Tuesday, July 4, 2017
In-Dependence Day
It's difficult to be the human embodiment of the intersection of conflicting beliefs. I sometimes feel similarly to the people of color voicing their reasons why they don't celebrate the 4th (especially when some jackass reminds me of it), but it's not a nagging presence in my daily life. I come from a military family and consider myself a patriot at heart. My mother didn't like black people, but her desire to become a US citizen was stronger than her racism. Luckily, my brother was the meal ticket, and I just came along as a surprise. The way I look at it, everyone has an internal struggle. Mine looks different from yours, but it's not any more or less valid. I personally don't believe any of us (regardless of race/gender) really understands what freedom truly is until we experience life without it. How can a person really "feel free"? I can walk outside at night alone. My parents couldn't do that. I can go to college anywhere. They couldn't do that either. There is a long list of privileges I have that they did not, but I don't "feel free". I don't even know what that means because practically every aspect of American life is based on programming from education, advertising/media and religion. Still, I know that life for billions of people in other countries is far far worse. In fact, there are people in this country who would happily trade places with me.
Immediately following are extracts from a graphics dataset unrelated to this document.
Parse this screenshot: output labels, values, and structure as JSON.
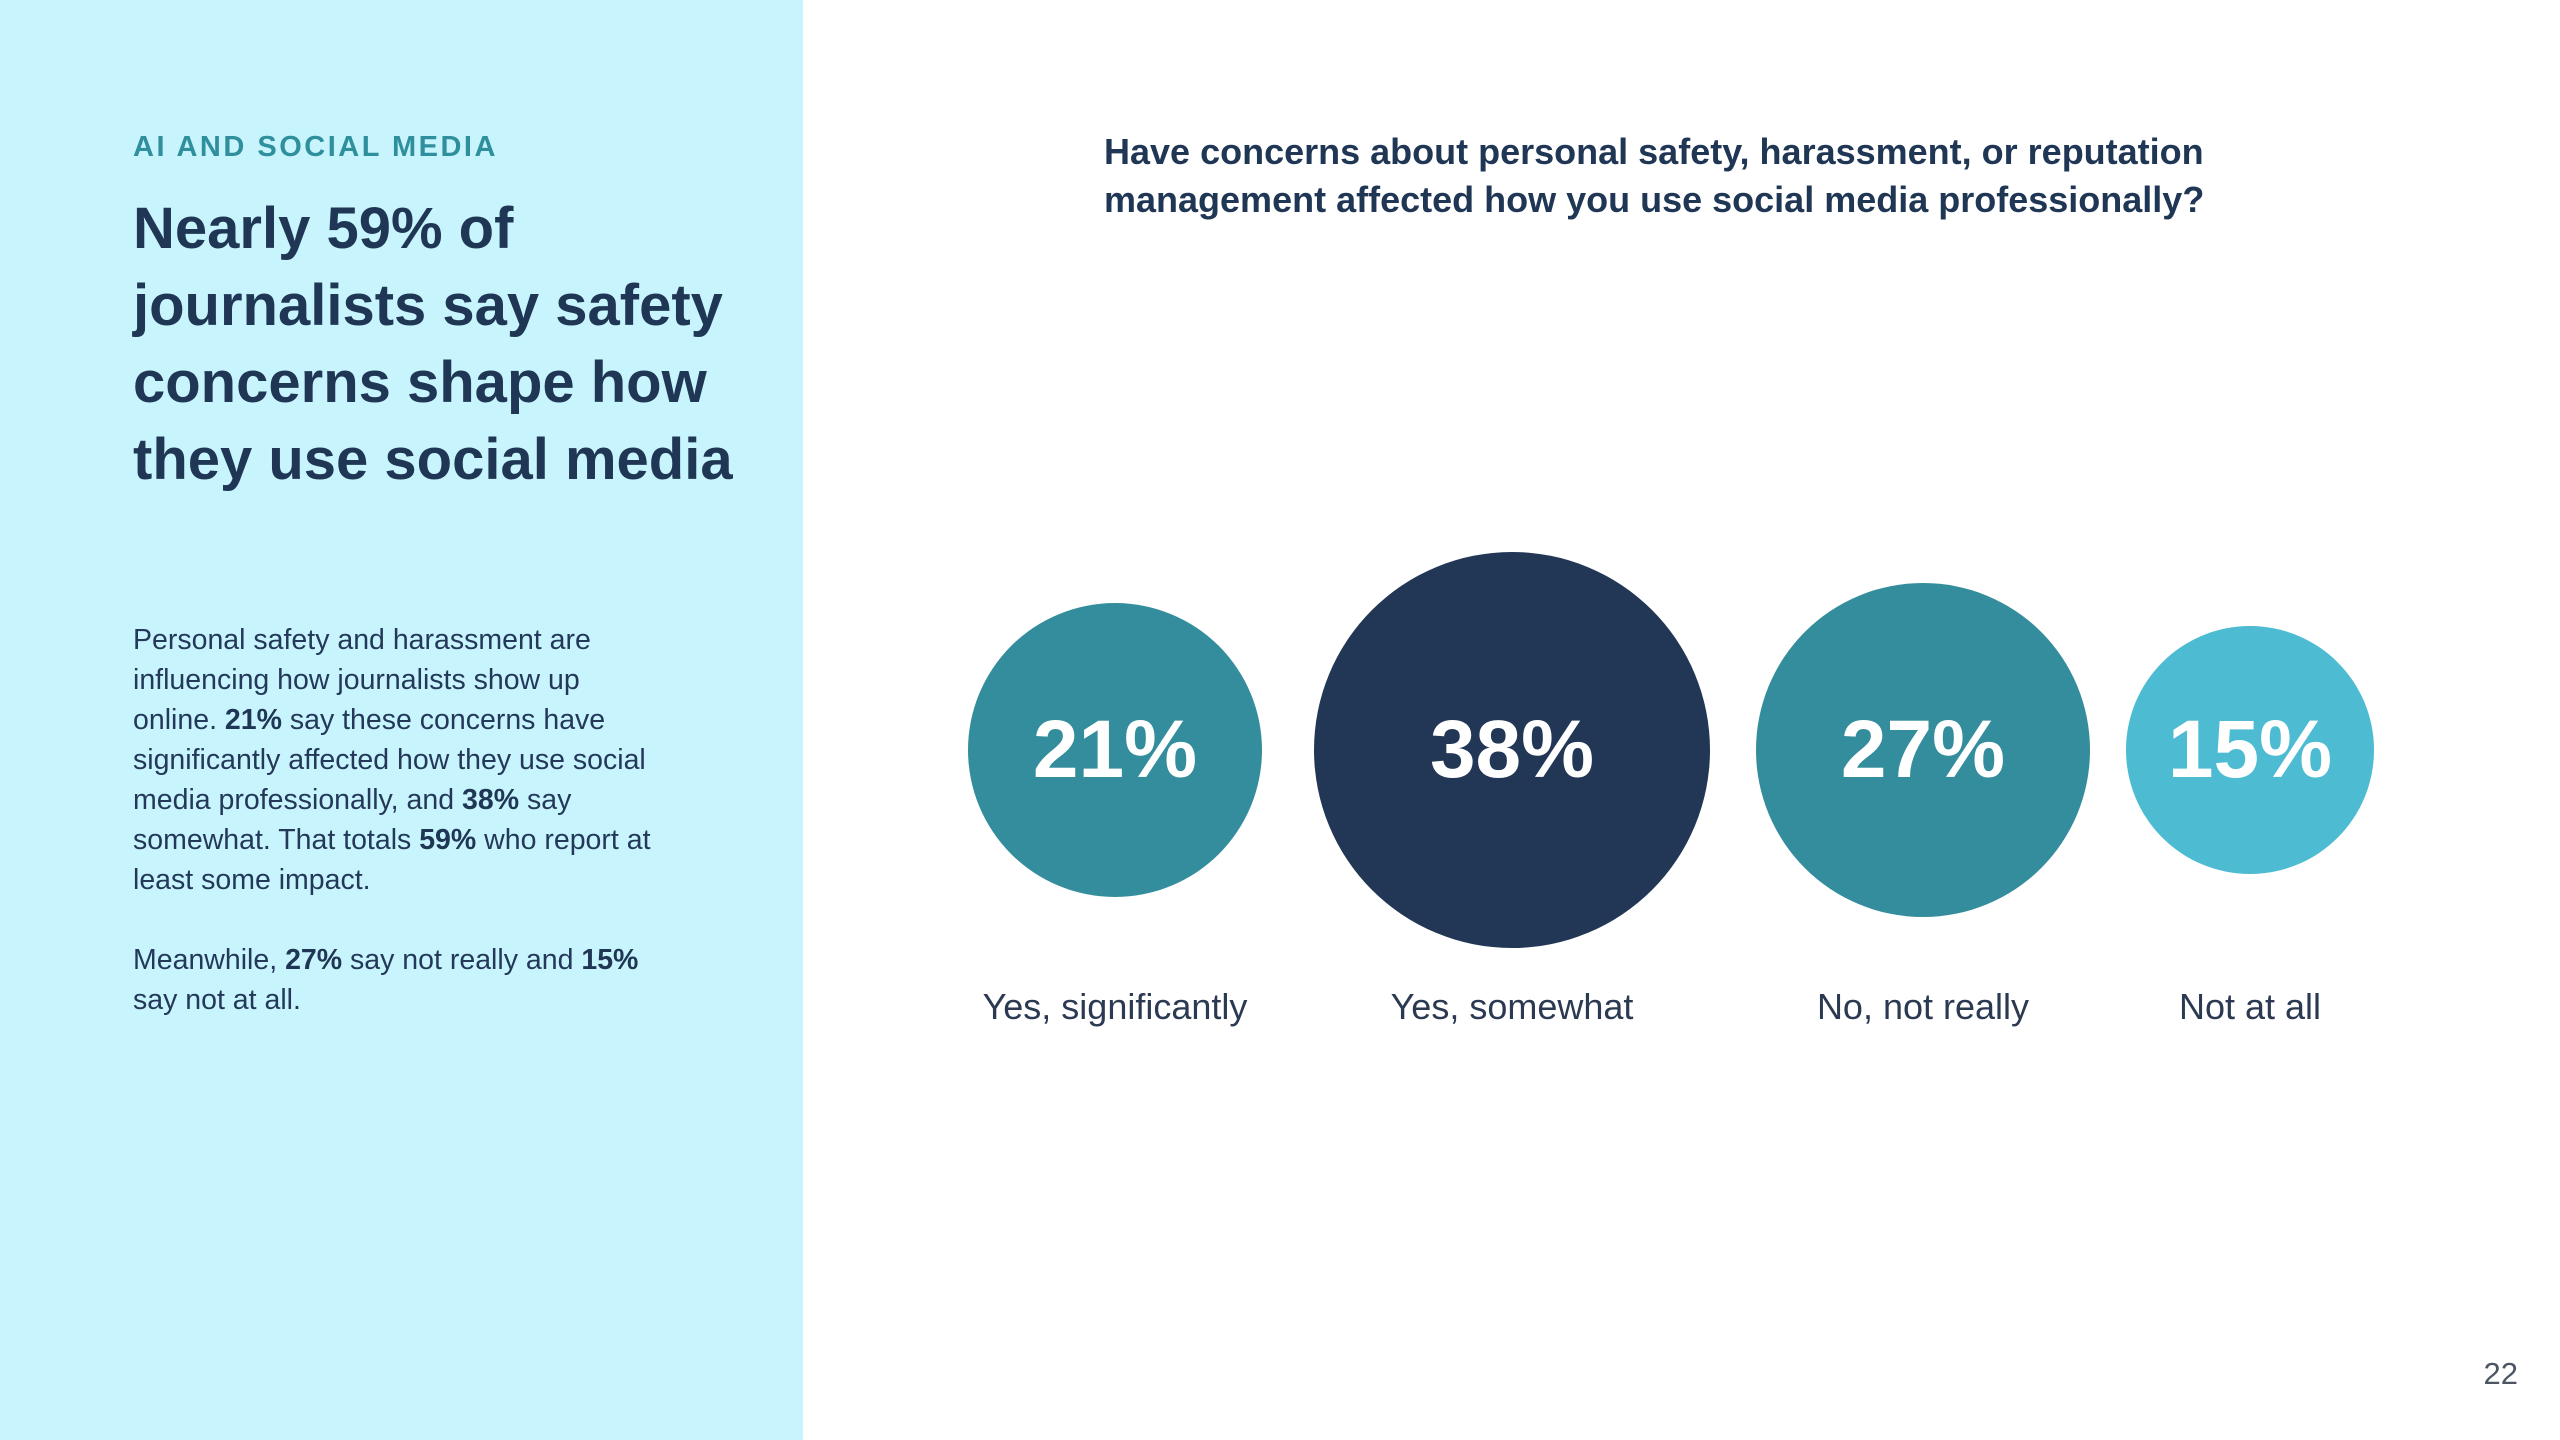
{
  "section_label": "AI AND SOCIAL MEDIA",
  "headline": "Nearly 59% of journalists say safety concerns shape how they use social media",
  "body": {
    "p1": {
      "t1": "Personal safety and harassment are influencing how journalists show up online. ",
      "b1": "21%",
      "t2": " say these concerns have significantly affected how they use social media professionally, and ",
      "b2": "38%",
      "t3": " say somewhat. That totals ",
      "b3": "59%",
      "t4": " who report at least some impact."
    },
    "p2": {
      "t1": "Meanwhile, ",
      "b1": "27%",
      "t2": " say not really and ",
      "b2": "15%",
      "t3": " say not at all."
    }
  },
  "page_number": "22",
  "chart_data": {
    "type": "bubble",
    "title": "Have concerns about personal safety, harassment, or reputation management affected how you use social media professionally?",
    "categories": [
      "Yes, significantly",
      "Yes, somewhat",
      "No, not really",
      "Not at all"
    ],
    "values": [
      21,
      38,
      27,
      15
    ],
    "value_labels": [
      "21%",
      "38%",
      "27%",
      "15%"
    ],
    "colors": [
      "#348d9c",
      "#223655",
      "#348d9c",
      "#4dbbd2"
    ],
    "unit": "%"
  }
}
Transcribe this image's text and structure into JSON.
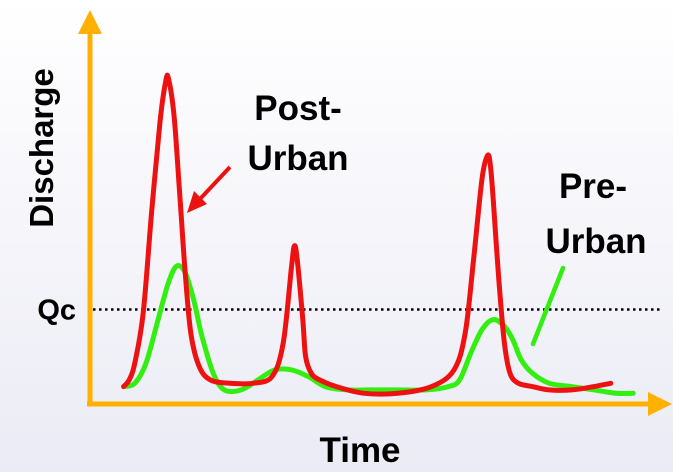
{
  "chart_data": {
    "type": "line",
    "title": "",
    "xlabel": "Time",
    "ylabel": "Discharge",
    "reference_line": {
      "label": "Qc",
      "y": 0.27
    },
    "annotations": [
      {
        "lines": [
          "Post-",
          "Urban"
        ],
        "series": "post_urban"
      },
      {
        "lines": [
          "Pre-",
          "Urban"
        ],
        "series": "pre_urban"
      }
    ],
    "xlim": [
      0,
      1
    ],
    "ylim": [
      0,
      1
    ],
    "grid": false,
    "legend": "none",
    "series": [
      {
        "id": "post_urban",
        "color": "#ee1111",
        "x": [
          0.06,
          0.07,
          0.08,
          0.095,
          0.11,
          0.125,
          0.135,
          0.14,
          0.15,
          0.16,
          0.17,
          0.18,
          0.195,
          0.215,
          0.25,
          0.29,
          0.325,
          0.345,
          0.36,
          0.365,
          0.37,
          0.38,
          0.385,
          0.395,
          0.41,
          0.44,
          0.49,
          0.55,
          0.61,
          0.65,
          0.67,
          0.685,
          0.7,
          0.71,
          0.715,
          0.72,
          0.73,
          0.74,
          0.75,
          0.765,
          0.79,
          0.82,
          0.86,
          0.9,
          0.93
        ],
        "y": [
          0.04,
          0.06,
          0.11,
          0.26,
          0.56,
          0.83,
          0.95,
          0.96,
          0.85,
          0.62,
          0.38,
          0.2,
          0.1,
          0.06,
          0.05,
          0.05,
          0.07,
          0.17,
          0.4,
          0.46,
          0.42,
          0.24,
          0.13,
          0.08,
          0.06,
          0.04,
          0.02,
          0.02,
          0.04,
          0.09,
          0.2,
          0.42,
          0.66,
          0.73,
          0.7,
          0.6,
          0.36,
          0.17,
          0.08,
          0.05,
          0.04,
          0.03,
          0.03,
          0.04,
          0.05
        ]
      },
      {
        "id": "pre_urban",
        "color": "#33ee11",
        "x": [
          0.06,
          0.08,
          0.1,
          0.12,
          0.14,
          0.155,
          0.17,
          0.185,
          0.2,
          0.22,
          0.24,
          0.27,
          0.3,
          0.33,
          0.36,
          0.39,
          0.42,
          0.46,
          0.5,
          0.55,
          0.6,
          0.64,
          0.66,
          0.68,
          0.7,
          0.72,
          0.74,
          0.755,
          0.77,
          0.79,
          0.82,
          0.86,
          0.9,
          0.94,
          0.97
        ],
        "y": [
          0.04,
          0.05,
          0.11,
          0.23,
          0.35,
          0.4,
          0.38,
          0.3,
          0.19,
          0.08,
          0.03,
          0.03,
          0.06,
          0.09,
          0.09,
          0.07,
          0.04,
          0.03,
          0.03,
          0.03,
          0.03,
          0.04,
          0.06,
          0.14,
          0.21,
          0.24,
          0.22,
          0.18,
          0.12,
          0.08,
          0.05,
          0.04,
          0.03,
          0.02,
          0.02
        ]
      }
    ]
  }
}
Equality, on the other hand, clearly hasn't been achieved yet. So many who have privilege aren't ready to give it up. Some can't even see that the privilege is what they're really fighting for; they just know that it feels like something is being taken away, and they think they need someone to blame. In my opinion, it's more of an issue of maturity, not race, not status. Those who hold themselves accountable as citizens for the way our country evolves will be the first to extend the olive branch, no matter how uncomfortable it feels, because it is for the good of all. Those who want to be selfish, stubborn, ignorant and afraid will do their best to stand in the way. Sometimes their best is name-calling. That only speaks to their ignorance. The worst offenders are those who say they want equality but lower themselves to the same petty tactics as the incompetent. I don't understand why they don't see that they're hurting their own cause.